On Wed, 4 Apr 2007, andrzej zaborowski wrote:

Hi, thanks for quick response!

On 03/04/07, malc <[EMAIL PROTECTED]> wrote:
On Tue, 3 Apr 2007, andrzej zaborowski wrote:

[..snip..]

It should be using ALSA.


Here's my theory: signal will be delivered to the arbitrary thread
that happens to not block it, for whatever reason, the thread SDL
created to do audio processing is picked up, which leads to some
system call being interrupted(eventually) and -1 (errno == EINTR), SDL
happily continues calling stuff.

Actually the signal can be just handled (by whatever signal handler
QEMU installed with sigaction) in a SDL created thread, so things can,
and mostlikely will, be silently wrong, i.e. EINTR while possible will
not necessarily happen.


Yes, reading the PTHREAD_SIGNAL(3) note, this sounds very likely.

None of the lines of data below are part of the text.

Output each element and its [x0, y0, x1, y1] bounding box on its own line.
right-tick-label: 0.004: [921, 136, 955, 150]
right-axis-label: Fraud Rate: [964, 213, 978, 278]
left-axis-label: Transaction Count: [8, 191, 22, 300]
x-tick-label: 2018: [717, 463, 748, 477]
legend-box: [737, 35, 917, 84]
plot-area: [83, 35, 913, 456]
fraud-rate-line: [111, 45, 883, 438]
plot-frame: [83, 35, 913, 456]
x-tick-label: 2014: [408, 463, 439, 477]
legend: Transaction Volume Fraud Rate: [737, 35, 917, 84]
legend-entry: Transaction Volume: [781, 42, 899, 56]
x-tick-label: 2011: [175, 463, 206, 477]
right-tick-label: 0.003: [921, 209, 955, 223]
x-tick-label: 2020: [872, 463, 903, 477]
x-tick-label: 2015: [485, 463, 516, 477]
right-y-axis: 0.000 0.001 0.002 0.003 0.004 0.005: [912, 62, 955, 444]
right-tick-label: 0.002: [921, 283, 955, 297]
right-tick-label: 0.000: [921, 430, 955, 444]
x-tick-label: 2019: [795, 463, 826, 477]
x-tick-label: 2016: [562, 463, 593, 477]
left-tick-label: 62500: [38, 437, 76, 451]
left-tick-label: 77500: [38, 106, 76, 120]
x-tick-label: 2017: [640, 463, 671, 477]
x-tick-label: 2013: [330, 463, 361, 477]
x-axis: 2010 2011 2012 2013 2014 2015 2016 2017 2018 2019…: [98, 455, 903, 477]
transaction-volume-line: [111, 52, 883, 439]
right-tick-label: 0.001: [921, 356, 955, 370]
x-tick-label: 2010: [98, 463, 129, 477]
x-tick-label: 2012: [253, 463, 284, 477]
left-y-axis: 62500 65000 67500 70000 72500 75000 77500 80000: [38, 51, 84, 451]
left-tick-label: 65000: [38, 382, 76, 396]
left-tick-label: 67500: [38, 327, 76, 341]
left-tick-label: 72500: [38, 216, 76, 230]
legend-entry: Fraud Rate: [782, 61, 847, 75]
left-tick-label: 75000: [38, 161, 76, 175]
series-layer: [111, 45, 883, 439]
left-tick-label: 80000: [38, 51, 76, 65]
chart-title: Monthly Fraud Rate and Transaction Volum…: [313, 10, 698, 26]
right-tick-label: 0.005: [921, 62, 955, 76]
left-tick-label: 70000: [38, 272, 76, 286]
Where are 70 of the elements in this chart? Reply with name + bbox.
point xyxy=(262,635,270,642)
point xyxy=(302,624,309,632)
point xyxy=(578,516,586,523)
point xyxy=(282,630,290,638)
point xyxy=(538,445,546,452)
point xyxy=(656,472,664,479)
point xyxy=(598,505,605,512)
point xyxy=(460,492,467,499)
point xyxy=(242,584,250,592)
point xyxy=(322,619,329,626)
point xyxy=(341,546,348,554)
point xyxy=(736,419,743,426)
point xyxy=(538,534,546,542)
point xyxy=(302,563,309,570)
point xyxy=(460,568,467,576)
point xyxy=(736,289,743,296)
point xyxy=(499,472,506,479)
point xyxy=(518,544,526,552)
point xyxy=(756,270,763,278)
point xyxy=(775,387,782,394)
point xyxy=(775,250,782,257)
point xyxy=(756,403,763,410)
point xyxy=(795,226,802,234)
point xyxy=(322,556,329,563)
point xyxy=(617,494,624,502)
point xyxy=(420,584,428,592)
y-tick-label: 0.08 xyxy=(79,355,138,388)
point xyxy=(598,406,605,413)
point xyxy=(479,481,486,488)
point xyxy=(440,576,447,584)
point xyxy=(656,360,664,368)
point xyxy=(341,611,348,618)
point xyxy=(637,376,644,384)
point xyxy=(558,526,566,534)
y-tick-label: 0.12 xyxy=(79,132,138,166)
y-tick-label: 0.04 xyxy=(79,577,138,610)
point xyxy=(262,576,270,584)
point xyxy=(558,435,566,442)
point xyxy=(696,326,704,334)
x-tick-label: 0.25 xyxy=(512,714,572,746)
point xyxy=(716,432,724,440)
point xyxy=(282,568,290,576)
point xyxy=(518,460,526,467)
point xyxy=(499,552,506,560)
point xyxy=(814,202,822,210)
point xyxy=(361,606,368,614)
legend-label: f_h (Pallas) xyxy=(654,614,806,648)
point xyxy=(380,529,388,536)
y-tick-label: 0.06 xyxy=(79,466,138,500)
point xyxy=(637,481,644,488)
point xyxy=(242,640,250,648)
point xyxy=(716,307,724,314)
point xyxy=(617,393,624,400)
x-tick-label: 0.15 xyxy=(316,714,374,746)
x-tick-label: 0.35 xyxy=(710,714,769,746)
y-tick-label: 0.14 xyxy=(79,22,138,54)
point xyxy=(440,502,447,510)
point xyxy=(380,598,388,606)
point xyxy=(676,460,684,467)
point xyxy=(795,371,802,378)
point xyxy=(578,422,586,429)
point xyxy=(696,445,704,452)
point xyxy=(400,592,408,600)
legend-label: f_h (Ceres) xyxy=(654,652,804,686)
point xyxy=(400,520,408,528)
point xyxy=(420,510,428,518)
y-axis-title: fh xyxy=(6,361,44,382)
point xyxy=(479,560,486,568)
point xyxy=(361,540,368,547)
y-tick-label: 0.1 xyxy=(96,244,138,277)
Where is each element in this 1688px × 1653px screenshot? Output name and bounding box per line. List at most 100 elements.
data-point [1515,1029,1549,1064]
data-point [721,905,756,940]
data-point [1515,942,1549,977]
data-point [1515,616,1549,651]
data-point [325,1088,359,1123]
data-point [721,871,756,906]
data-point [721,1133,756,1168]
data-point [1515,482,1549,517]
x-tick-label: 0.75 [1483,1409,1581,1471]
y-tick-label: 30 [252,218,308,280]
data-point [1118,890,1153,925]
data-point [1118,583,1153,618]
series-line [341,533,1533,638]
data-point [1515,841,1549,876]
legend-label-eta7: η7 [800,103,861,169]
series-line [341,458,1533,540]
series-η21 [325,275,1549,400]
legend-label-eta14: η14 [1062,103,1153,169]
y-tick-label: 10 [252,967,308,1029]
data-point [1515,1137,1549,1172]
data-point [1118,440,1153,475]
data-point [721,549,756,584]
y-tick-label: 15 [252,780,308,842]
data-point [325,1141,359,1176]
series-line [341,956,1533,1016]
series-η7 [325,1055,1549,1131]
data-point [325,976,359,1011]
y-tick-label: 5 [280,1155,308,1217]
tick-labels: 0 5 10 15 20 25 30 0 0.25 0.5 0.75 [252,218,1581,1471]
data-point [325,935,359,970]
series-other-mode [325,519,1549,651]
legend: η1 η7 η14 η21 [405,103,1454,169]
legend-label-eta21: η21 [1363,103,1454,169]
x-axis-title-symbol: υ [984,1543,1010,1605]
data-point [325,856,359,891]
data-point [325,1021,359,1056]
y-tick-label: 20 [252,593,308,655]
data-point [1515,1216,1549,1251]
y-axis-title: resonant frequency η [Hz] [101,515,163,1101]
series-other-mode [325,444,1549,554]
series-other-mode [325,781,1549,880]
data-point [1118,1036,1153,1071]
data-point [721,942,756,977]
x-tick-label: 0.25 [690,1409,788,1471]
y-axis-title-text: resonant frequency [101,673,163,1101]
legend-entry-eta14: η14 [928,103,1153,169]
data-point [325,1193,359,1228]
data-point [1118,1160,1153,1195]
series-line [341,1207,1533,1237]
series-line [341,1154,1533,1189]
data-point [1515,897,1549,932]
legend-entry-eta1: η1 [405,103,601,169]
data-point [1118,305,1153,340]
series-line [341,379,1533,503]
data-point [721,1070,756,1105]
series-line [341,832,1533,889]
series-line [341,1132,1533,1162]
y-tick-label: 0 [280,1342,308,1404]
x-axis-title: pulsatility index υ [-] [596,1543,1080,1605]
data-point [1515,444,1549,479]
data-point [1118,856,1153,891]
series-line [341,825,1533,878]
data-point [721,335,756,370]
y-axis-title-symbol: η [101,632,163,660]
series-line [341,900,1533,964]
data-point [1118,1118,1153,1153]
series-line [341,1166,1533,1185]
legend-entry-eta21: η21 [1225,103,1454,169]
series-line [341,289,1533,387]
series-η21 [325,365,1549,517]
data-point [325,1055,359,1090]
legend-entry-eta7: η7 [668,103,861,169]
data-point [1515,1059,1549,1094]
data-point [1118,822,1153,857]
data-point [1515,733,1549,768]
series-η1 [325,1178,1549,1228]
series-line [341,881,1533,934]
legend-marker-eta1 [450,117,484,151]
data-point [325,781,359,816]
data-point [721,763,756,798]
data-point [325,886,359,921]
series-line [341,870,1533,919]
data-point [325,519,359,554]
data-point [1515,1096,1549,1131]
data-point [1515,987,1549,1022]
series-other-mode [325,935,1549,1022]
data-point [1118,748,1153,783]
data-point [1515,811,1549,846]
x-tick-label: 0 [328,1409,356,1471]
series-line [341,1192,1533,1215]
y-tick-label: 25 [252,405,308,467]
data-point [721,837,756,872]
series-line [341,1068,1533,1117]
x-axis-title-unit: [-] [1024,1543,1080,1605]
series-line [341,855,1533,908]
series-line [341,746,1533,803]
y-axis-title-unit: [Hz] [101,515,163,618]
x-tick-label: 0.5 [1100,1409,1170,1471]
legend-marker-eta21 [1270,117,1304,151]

One solution would be to explicitly block everything upon entering
sdl_callback for the first time. This is ugly and can have any
consequences one cares to imagine, but that's SDL for you (any
particular reason why you are using it?)

Not really - just had only OSS and SDL compiled into qemu at this moment.

Yes, the suggested solution works. Unfortunately it's neither pretty
nor correct, because at the time sdl_callback runs, the signal which
was supposed to wake up sigwait() is already lost and I can't find any
way to prevent that - we can add a kill(0, SIGUSR2) but this is even
uglier and again we don't know when sdl_callback is called as a result
of this signal and when legally. (That's also why I didn't put a
"return" after pthread_sigmask().)

[..snip..]

What POSIX needs is a way to set the default signal mask for new threads :-/

http://www.opengroup.org/onlinepubs/007908799/xsh/pthread_create.html
in part reads
<quote>
The signal state of the new thread is initialised as follows:

    * The signal mask is inherited from the creating thread.
</quote>

Hence sequence of:

sigfillset (newset)
pthread_sigmask (SIG_BLOCK, newset, oldset)
SDL_OpenAudio (...)
pthread_sigmask (SGI_SETMASK, oldset, NULL)

Will probably achieve the desired effect.